I could get mighty used to this, Ethan thought.
Chapter
62
Ethan rode high on their duet until they were heading back to their hotel at midnight. He was gliding down Cincinnati Avenue when he felt a sudden prickle of alarm along the base of his scalp. He glanced in the rearview mirror at the lights of the car that had been following him for several blocks. They didn’t belong to a black truck—he could see that much. But this didn’t necessarily reassure him. Camouflage was easy; anyone could rent a different car.
He looked over at AnnieLee. Her eyes were closed, her feet were on the dashboard, and she was softly singing the song she’d helped him to write.
Lost and found, I’m safe and sound
No more drifting aimlessly, I’ve settled down
She had no idea that he was worried, and he decided to keep it that way. He looked behind him again. Maybe I’m just being paranoid, he thought.
Without signaling, Ethan made a few leisurely turns so that he was now heading in the opposite direction. He passed a Dollar Tree and a gas station, and then a car lot, its empty vehicles gleaming under the streetlights. Whoever was driving the car behind him kept close, and AnnieLee remained oblivious. Soon she wasn’t singing anymore. But it wasn’t because she’d noticed anything. It was because she’d fallen asleep, her head against the window, cushioned by the jacket he’d given her.
Ethan was glad that she could relax, even as he felt the chill of certainty crawling over his skin. It wasn’t paranoia on his part. Someone was following AnnieLee, and this wasn’t even the first time he’d sensed it on tour.
He knew it wasn’t Mikey Shumer. Crooked as Mikey was, Ethan had believed him when he’d said he had nothing to do with it. Mikey Shumer wouldn’t waste his time or his money, not when he could nab the next hungry up-and-comer, especially one who’d be less stubborn than AnnieLee.
So who could it be? A fan with stalker tendencies? A crazy ex-boyfriend?
Who is it, AnnieLee? he thought. And why won’t you tell me?
Still he drove, turning here and there, as if he hadn’t already driven six hours today and then played part of a show he hadn’t been expecting to play. The yellow lines wavered in front of him. His eyeballs felt as dry as dust.
Finally he couldn’t take the slow-speed car chase any longer. He pulled into the parking lot of a Pizza Hut and waited to see what would happen next.
The car behind him—a Chevy Impala—slowed, and then it stopped in the middle of the road. Ethan tensed, waiting for it to follow him into the lot. He started to reach under AnnieLee’s legs for the knife he kept in the glove compartment. But then, with a squeal of tires, the car sped off, its brake lights disappearing into the darkness.
Ethan sat back with his hands gripping the steering wheel. Maybe, he told himself, it was just a pair of teenagers having their dumb idea of fun.
Maybe.
Beside him, AnnieLee stirred. “Are we at the hotel yet?” she asked.
Ethan put the van back into gear and pulled onto the road. What she didn’t know wouldn’t hurt her. And he was there to protect her.
“Almost, AnnieLee,” he said. “Almost.”
Chapter
63
Take a picture of me, will you?” AnnieLee asked, whipping her knitted cap off her head and holding out her phone to Ethan. She’d stopped on the sidewalk in front of the State Room in Salt Lake City, Utah, beneath a sign proclaiming in big black letters TONIGHT ANNIELEE KEYES. “It’s my first actual marquee,” she called. “Come on, cowboy! Cheese!”
Ethan dutifully took a few photos with her phone and then looked down at the screen. “You’re squinting in every single one of them,” he said.
“That’s okay,” AnnieLee said, cramming her hat back onto her head. “When Eileen told me to send her pictures for my so-called tour diary, she forgot to say they had to be good.”
“You might be the least vain person I’ve ever met,” Ethan said. “Dudes included.”

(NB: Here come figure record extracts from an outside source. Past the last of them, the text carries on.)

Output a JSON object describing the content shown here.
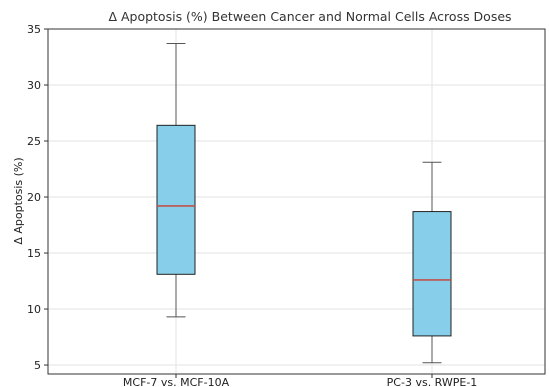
{
  "chart_data": {
    "type": "box",
    "title": "Δ Apoptosis (%) Between Cancer and Normal Cells Across Doses",
    "xlabel": "",
    "ylabel": "Δ Apoptosis (%)",
    "ylim": [
      4.2,
      35
    ],
    "yticks": [
      5,
      10,
      15,
      20,
      25,
      30,
      35
    ],
    "grid": true,
    "categories": [
      "MCF-7 vs. MCF-10A",
      "PC-3 vs. RWPE-1"
    ],
    "boxes": [
      {
        "category": "MCF-7 vs. MCF-10A",
        "min": 9.3,
        "q1": 13.1,
        "median": 19.2,
        "q3": 26.4,
        "max": 33.7
      },
      {
        "category": "PC-3 vs. RWPE-1",
        "min": 5.2,
        "q1": 7.6,
        "median": 12.6,
        "q3": 18.7,
        "max": 23.1
      }
    ],
    "colors": {
      "box_fill": "#87ceeb",
      "median": "#c0504d",
      "whisker": "#555555",
      "edge": "#222222",
      "grid": "#e3e3e3"
    }
  }
}
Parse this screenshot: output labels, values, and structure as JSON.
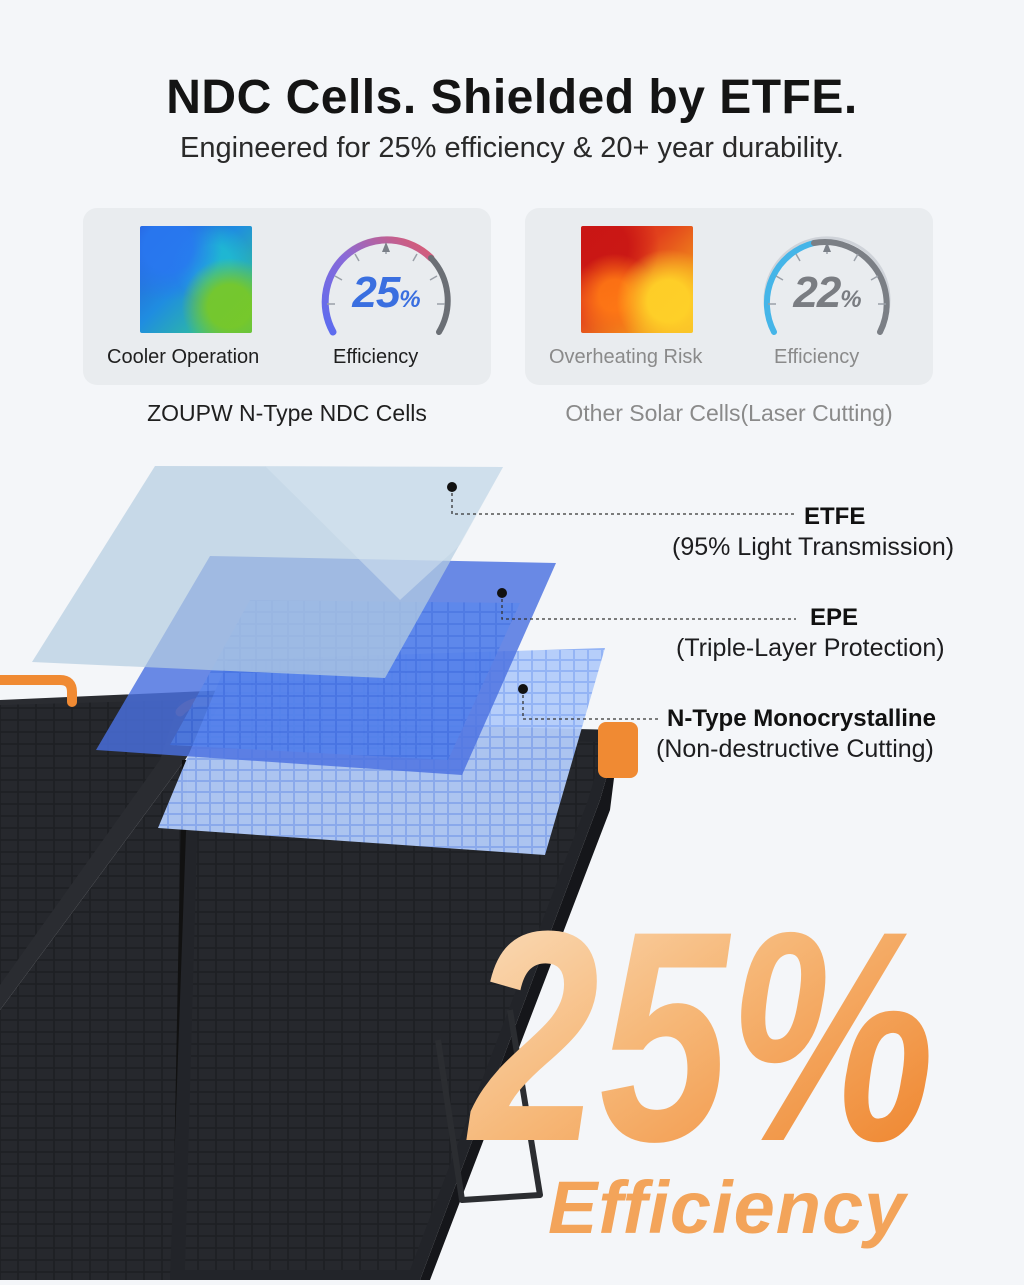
{
  "header": {
    "title": "NDC Cells. Shielded by ETFE.",
    "subtitle": "Engineered for 25% efficiency & 20+ year durability."
  },
  "comparison": {
    "left": {
      "thermal_label": "Cooler Operation",
      "gauge_value": "25",
      "gauge_unit": "%",
      "gauge_label": "Efficiency",
      "caption": "ZOUPW N-Type NDC Cells"
    },
    "right": {
      "thermal_label": "Overheating Risk",
      "gauge_value": "22",
      "gauge_unit": "%",
      "gauge_label": "Efficiency",
      "caption": "Other Solar Cells(Laser Cutting)"
    }
  },
  "layers": [
    {
      "name": "ETFE",
      "detail": "(95% Light Transmission)"
    },
    {
      "name": "EPE",
      "detail": "(Triple-Layer Protection)"
    },
    {
      "name": "N-Type Monocrystalline",
      "detail": "(Non-destructive Cutting)"
    }
  ],
  "highlight": {
    "value": "25%",
    "label": "Efficiency"
  },
  "colors": {
    "accent_blue": "#3a6fe0",
    "accent_orange": "#f08a33",
    "muted_grey": "#8a8a8a"
  }
}
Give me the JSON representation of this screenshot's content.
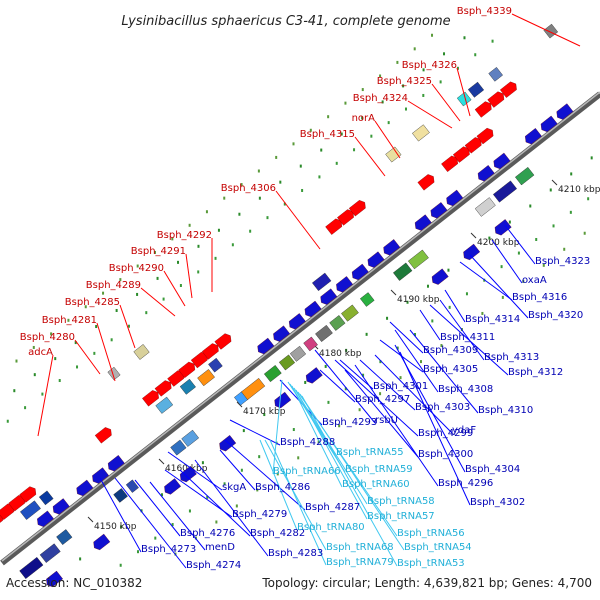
{
  "title": "Lysinibacillus sphaericus C3-41, complete genome",
  "footer": {
    "accession": "Accession: NC_010382",
    "summary": "Topology: circular; Length: 4,639,821 bp; Genes: 4,700"
  },
  "ticks": [
    "4150 kbp",
    "4160 kbp",
    "4170 kbp",
    "4180 kbp",
    "4190 kbp",
    "4200 kbp",
    "4210 kbp"
  ],
  "colors": {
    "forward_gene": "#ff0000",
    "reverse_gene": "#1010d0",
    "forward_label": "#c40000",
    "reverse_label": "#0000b4",
    "rna_label": "#22b0d8",
    "backbone": "#7a7a7a"
  },
  "labels_forward": [
    "adcA",
    "Bsph_4280",
    "Bsph_4281",
    "Bsph_4285",
    "Bsph_4289",
    "Bsph_4290",
    "Bsph_4291",
    "Bsph_4292",
    "Bsph_4306",
    "Bsph_4315",
    "norA",
    "Bsph_4324",
    "Bsph_4325",
    "Bsph_4326",
    "Bsph_4339"
  ],
  "labels_reverse": [
    "Bsph_4273",
    "Bsph_4274",
    "Bsph_4276",
    "menD",
    "Bsph_4279",
    "skgA",
    "Bsph_4282",
    "Bsph_4283",
    "Bsph_4287",
    "Bsph_4286",
    "Bsph_4288",
    "Bsph_4293",
    "rsbU",
    "Bsph_4297",
    "Bsph_4299",
    "Bsph_4301",
    "Bsph_4300",
    "Bsph_4296",
    "Bsph_4303",
    "ydaF",
    "Bsph_4305",
    "Bsph_4308",
    "Bsph_4309",
    "Bsph_4304",
    "Bsph_4302",
    "Bsph_4311",
    "Bsph_4312",
    "Bsph_4313",
    "Bsph_4310",
    "Bsph_4314",
    "Bsph_4316",
    "Bsph_4320",
    "oxaA",
    "Bsph_4323"
  ],
  "labels_rna": [
    "Bsph_tRNA66",
    "Bsph_tRNA55",
    "Bsph_tRNA59",
    "Bsph_tRNA60",
    "Bsph_tRNA58",
    "Bsph_tRNA57",
    "Bsph_tRNA56",
    "Bsph_tRNA54",
    "Bsph_tRNA53",
    "Bsph_tRNA80",
    "Bsph_tRNA68",
    "Bsph_tRNA79"
  ]
}
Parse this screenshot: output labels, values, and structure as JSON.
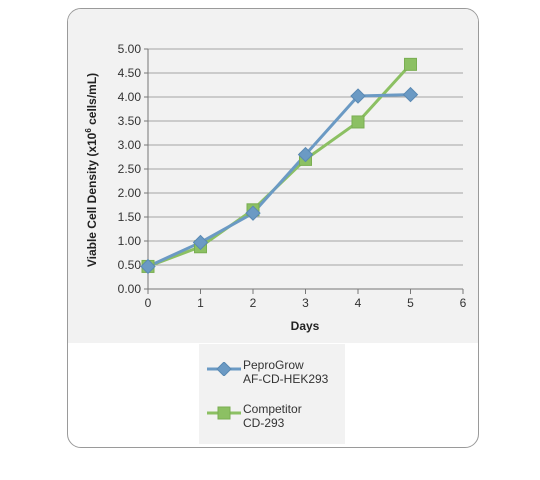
{
  "chart_data": {
    "type": "line",
    "xlabel": "Days",
    "ylabel_main": "Viable Cell Density (x10",
    "ylabel_sup": "6",
    "ylabel_tail": " cells/mL)",
    "xlim": [
      0,
      6
    ],
    "ylim": [
      0,
      5
    ],
    "x_ticks": [
      0,
      1,
      2,
      3,
      4,
      5,
      6
    ],
    "y_ticks": [
      "0.00",
      "0.50",
      "1.00",
      "1.50",
      "2.00",
      "2.50",
      "3.00",
      "3.50",
      "4.00",
      "4.50",
      "5.00"
    ],
    "grid": true,
    "legend_position": "bottom",
    "series": [
      {
        "name_line1": "PeproGrow",
        "name_line2": "AF-CD-HEK293",
        "color": "#6b9ac4",
        "marker": "diamond",
        "x": [
          0,
          1,
          2,
          3,
          4,
          5
        ],
        "y": [
          0.47,
          0.97,
          1.58,
          2.8,
          4.02,
          4.05
        ]
      },
      {
        "name_line1": "Competitor",
        "name_line2": "CD-293",
        "color": "#8cc063",
        "marker": "square",
        "x": [
          0,
          1,
          2,
          3,
          4,
          5
        ],
        "y": [
          0.47,
          0.88,
          1.65,
          2.7,
          3.48,
          4.68
        ]
      }
    ]
  }
}
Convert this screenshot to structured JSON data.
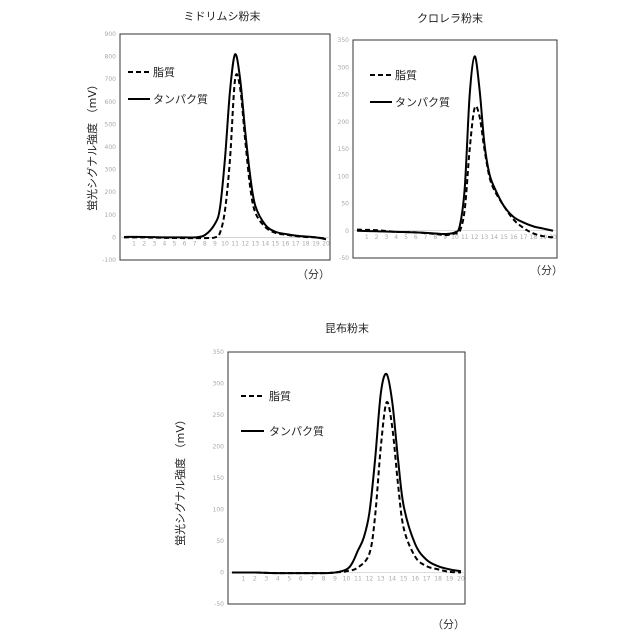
{
  "y_axis_label": "蛍光シグナル強度 （mV）",
  "x_unit": "（分）",
  "legend": {
    "lipid": "脂質",
    "protein": "タンパク質"
  },
  "line_color": "#000000",
  "chart_data": [
    {
      "type": "line",
      "title": "ミドリムシ粉末",
      "ylim": [
        -100,
        900
      ],
      "yticks": [
        -100,
        0,
        100,
        200,
        300,
        400,
        500,
        600,
        700,
        800,
        900
      ],
      "xlim": [
        0,
        20
      ],
      "xticks": [
        1,
        2,
        3,
        4,
        5,
        6,
        7,
        8,
        9,
        10,
        11,
        12,
        13,
        14,
        15,
        16,
        17,
        18,
        19,
        20
      ],
      "series": [
        {
          "name": "脂質",
          "style": "dashed",
          "x": [
            0,
            2,
            4,
            6,
            8,
            9,
            9.5,
            10,
            10.5,
            11,
            11.5,
            12,
            12.5,
            13,
            14,
            15,
            16,
            17,
            18,
            19,
            20
          ],
          "y": [
            0,
            0,
            -2,
            -3,
            -3,
            0,
            20,
            120,
            350,
            700,
            660,
            430,
            220,
            110,
            45,
            20,
            12,
            6,
            2,
            0,
            -5
          ]
        },
        {
          "name": "タンパク質",
          "style": "solid",
          "x": [
            0,
            2,
            4,
            6,
            7,
            8,
            9,
            9.5,
            10,
            10.5,
            11,
            11.5,
            12,
            12.5,
            13,
            14,
            15,
            16,
            17,
            18,
            19,
            20
          ],
          "y": [
            2,
            2,
            0,
            0,
            0,
            10,
            60,
            130,
            350,
            650,
            810,
            700,
            470,
            270,
            140,
            55,
            25,
            15,
            8,
            4,
            0,
            -8
          ]
        }
      ]
    },
    {
      "type": "line",
      "title": "クロレラ粉末",
      "ylim": [
        -50,
        350
      ],
      "yticks": [
        -50,
        0,
        50,
        100,
        150,
        200,
        250,
        300,
        350
      ],
      "xlim": [
        0,
        20
      ],
      "xticks": [
        1,
        2,
        3,
        4,
        5,
        6,
        7,
        8,
        9,
        10,
        11,
        12,
        13,
        14,
        15,
        16,
        17,
        18,
        19,
        20
      ],
      "series": [
        {
          "name": "脂質",
          "style": "dashed",
          "x": [
            0,
            2,
            4,
            6,
            8,
            9,
            10,
            10.5,
            11,
            11.5,
            12,
            12.5,
            13,
            13.5,
            14,
            15,
            16,
            17,
            18,
            19,
            20
          ],
          "y": [
            2,
            1,
            -2,
            -3,
            -6,
            -8,
            -5,
            0,
            40,
            150,
            225,
            210,
            150,
            100,
            75,
            45,
            20,
            5,
            -5,
            -10,
            -12
          ]
        },
        {
          "name": "タンパク質",
          "style": "solid",
          "x": [
            0,
            2,
            4,
            6,
            8,
            9,
            10,
            10.5,
            11,
            11.5,
            12,
            12.5,
            13,
            13.5,
            14,
            15,
            16,
            17,
            18,
            19,
            20
          ],
          "y": [
            0,
            -1,
            -2,
            -3,
            -5,
            -6,
            -3,
            10,
            80,
            250,
            320,
            260,
            160,
            105,
            80,
            45,
            25,
            15,
            8,
            4,
            0
          ]
        }
      ]
    },
    {
      "type": "line",
      "title": "昆布粉末",
      "ylim": [
        -50,
        350
      ],
      "yticks": [
        -50,
        0,
        50,
        100,
        150,
        200,
        250,
        300,
        350
      ],
      "xlim": [
        0,
        20
      ],
      "xticks": [
        1,
        2,
        3,
        4,
        5,
        6,
        7,
        8,
        9,
        10,
        11,
        12,
        13,
        14,
        15,
        16,
        17,
        18,
        19,
        20
      ],
      "series": [
        {
          "name": "脂質",
          "style": "dashed",
          "x": [
            0,
            2,
            4,
            6,
            8,
            9,
            10,
            11,
            12,
            12.5,
            13,
            13.5,
            14,
            14.5,
            15,
            16,
            17,
            18,
            19,
            20
          ],
          "y": [
            0,
            0,
            -1,
            -1,
            -1,
            0,
            2,
            8,
            30,
            90,
            200,
            270,
            230,
            140,
            70,
            25,
            10,
            5,
            1,
            0
          ]
        },
        {
          "name": "タンパク質",
          "style": "solid",
          "x": [
            0,
            2,
            4,
            6,
            8,
            9,
            10,
            10.5,
            11,
            11.5,
            12,
            12.5,
            13,
            13.5,
            14,
            14.5,
            15,
            16,
            17,
            18,
            19,
            20
          ],
          "y": [
            0,
            0,
            -1,
            -1,
            -1,
            0,
            5,
            15,
            35,
            55,
            95,
            180,
            285,
            315,
            270,
            180,
            105,
            45,
            20,
            10,
            5,
            2
          ]
        }
      ]
    }
  ]
}
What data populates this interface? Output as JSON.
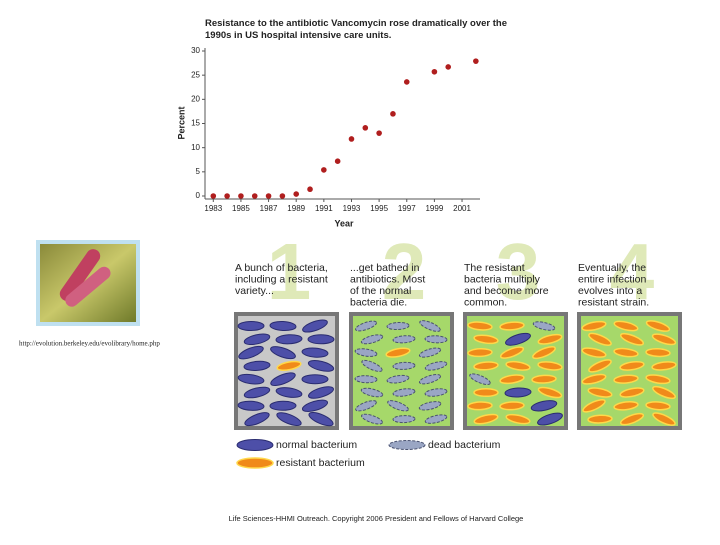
{
  "chart_data": {
    "type": "scatter",
    "title": "Resistance to the antibiotic Vancomycin rose dramatically over the 1990s in US hospital intensive care units.",
    "x_label": "Year",
    "y_label": "Percent",
    "x": [
      1983,
      1984,
      1985,
      1986,
      1987,
      1988,
      1989,
      1990,
      1991,
      1992,
      1993,
      1994,
      1995,
      1996,
      1997,
      1999,
      2000,
      2002
    ],
    "values": [
      0,
      0,
      0,
      0,
      0,
      0,
      0.4,
      1.4,
      5.4,
      7.2,
      11.8,
      14.1,
      13,
      17,
      23.6,
      25.7,
      26.7,
      27.9
    ],
    "color": "#b01e1e",
    "xlim": [
      1982.4,
      2002.3
    ],
    "ylim": [
      0,
      30
    ],
    "xticks": [
      1983,
      1985,
      1987,
      1989,
      1991,
      1993,
      1995,
      1997,
      1999,
      2001
    ],
    "yticks": [
      0,
      5,
      10,
      15,
      20,
      25,
      30
    ]
  },
  "source_url": "http://evolution.berkeley.edu/evolibrary/home.php",
  "panels": [
    {
      "number": "1",
      "caption": [
        "A bunch of bacteria,",
        "including a resistant",
        "variety..."
      ]
    },
    {
      "number": "2",
      "caption": [
        "...get bathed in",
        "antibiotics. Most",
        "of the normal",
        "bacteria die."
      ]
    },
    {
      "number": "3",
      "caption": [
        "The resistant",
        "bacteria multiply",
        "and become more",
        "common."
      ]
    },
    {
      "number": "4",
      "caption": [
        "Eventually, the",
        "entire infection",
        "evolves into a",
        "resistant strain."
      ]
    }
  ],
  "legend": {
    "normal": "normal bacterium",
    "dead": "dead bacterium",
    "resistant": "resistant bacterium"
  },
  "footer": "Life Sciences-HHMI Outreach. Copyright 2006 President and Fellows of Harvard College"
}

AnnieLee took this as a compliment and told him so. “I’m trying to sing the truth, aren’t I? So it’d be weird if I didn’t show it, too.”
“But you could keep your eyes open in a picture,” Ethan said, sounding ever so mildly exasperated. “No one would say that’s not telling the truth.”
AnnieLee laughed. He had a point, of course, but she didn’t have any interest in looking good in the photos. Her voice alone mattered to her. As far as she was concerned, beauty was little more than a liability.